Tuesday, July 12, 2011

Homework and DARPA

So one of the homework questions that I had for my 'knowledge based systems' course got was about the major AI contests which kind of got me thinking a bit about why not smaller challenges. While there are some things that will only ever be answered by the large and expensive grand challenges, there is another aspect that is lost with them. It is important to note that participation in these projects like the DARPA grand challenge or DARPA urban challenge is a very exclusive thing and requires large interdisciplinary teams. While much good can come of this, I think there is also some harm in all the focus being placed on these projects.

First, a large portion of academia in unable to participate in these challenges. While my college has a graduate CS program, we lack ME and ECE programs, which would obviously be required for these projects. Additionally we are not a tier 1 university, but instead focused on professional development. However that does not mean that non of the students have anything to offer to hard problems, and by alienating so many smaller colleges and universities we loose a large portion of potential minds that could work on some of these problems.

Another problem that I see is that many of these research groups, because of the huge financial input into the problem, are likely to take risks on outrageous ideas. Sometimes these are critical for making breakthroughs, or even just seeing that another legitimate solution exists.

So why not mini challenges? What I see is that the Maker/DIY/Hacker community has incredibly sophisticated tools, everything from arduino, beagleboard, Digilent FPGA boards, Android devices, and the Kinect. As an R/C enthusiast I also know that we have quite sophisticated platforms. So it does not seem like there is a technical reason not to fund small teams of 2-5 individuals, probably university students, with a standard platform to perform some given tasks in a scaled down challenge.

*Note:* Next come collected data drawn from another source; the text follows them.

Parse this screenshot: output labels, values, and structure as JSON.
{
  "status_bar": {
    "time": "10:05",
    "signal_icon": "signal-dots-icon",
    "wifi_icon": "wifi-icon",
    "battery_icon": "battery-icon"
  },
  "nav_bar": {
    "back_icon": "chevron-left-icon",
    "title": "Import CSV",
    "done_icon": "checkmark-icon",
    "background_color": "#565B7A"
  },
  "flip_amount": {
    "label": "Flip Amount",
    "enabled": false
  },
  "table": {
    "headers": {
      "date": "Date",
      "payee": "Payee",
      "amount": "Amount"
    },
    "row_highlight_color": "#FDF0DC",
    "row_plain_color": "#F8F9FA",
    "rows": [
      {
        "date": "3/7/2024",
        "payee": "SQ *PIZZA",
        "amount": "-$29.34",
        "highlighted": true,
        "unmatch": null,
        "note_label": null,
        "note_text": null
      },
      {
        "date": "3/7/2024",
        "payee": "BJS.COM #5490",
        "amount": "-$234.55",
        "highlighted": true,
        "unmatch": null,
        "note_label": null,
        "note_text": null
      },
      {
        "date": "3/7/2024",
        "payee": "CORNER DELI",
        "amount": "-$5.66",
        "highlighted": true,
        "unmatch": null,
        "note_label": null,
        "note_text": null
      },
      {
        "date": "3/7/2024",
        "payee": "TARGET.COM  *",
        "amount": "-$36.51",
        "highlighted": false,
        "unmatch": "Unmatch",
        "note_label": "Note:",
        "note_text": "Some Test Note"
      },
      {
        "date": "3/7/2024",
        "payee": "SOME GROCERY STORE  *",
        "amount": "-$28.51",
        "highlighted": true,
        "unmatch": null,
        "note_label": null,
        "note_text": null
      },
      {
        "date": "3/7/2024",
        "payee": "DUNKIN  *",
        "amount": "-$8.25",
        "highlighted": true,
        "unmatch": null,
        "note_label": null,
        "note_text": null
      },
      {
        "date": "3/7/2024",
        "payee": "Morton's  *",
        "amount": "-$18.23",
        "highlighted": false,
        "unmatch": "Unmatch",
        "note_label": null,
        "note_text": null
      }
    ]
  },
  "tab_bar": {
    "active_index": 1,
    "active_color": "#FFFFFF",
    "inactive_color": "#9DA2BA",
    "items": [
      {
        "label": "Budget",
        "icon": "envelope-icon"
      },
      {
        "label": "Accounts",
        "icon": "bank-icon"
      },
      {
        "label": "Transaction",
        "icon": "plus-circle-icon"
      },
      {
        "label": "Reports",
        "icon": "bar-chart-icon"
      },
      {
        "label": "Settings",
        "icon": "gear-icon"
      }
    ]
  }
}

In addition to the additional mind share working on the problem I think some other huge things will come out of something like this. First, we will see more people with sophisticated AI backgrounds graduating from ALL colleges and universities instead of just the elite ones. This is great for companies that might want a low cost/risk way to explore some of these ways of solving programming problems.

Additionally I think we will see one huge impact if standardized and smaller scaled hardware is used, that of massively filtered data. One of the great things that the human mind does is filter at various levels. Why can we not use the same ideas in AI to take real world problems and simplify them, but still come out with satisfactory results?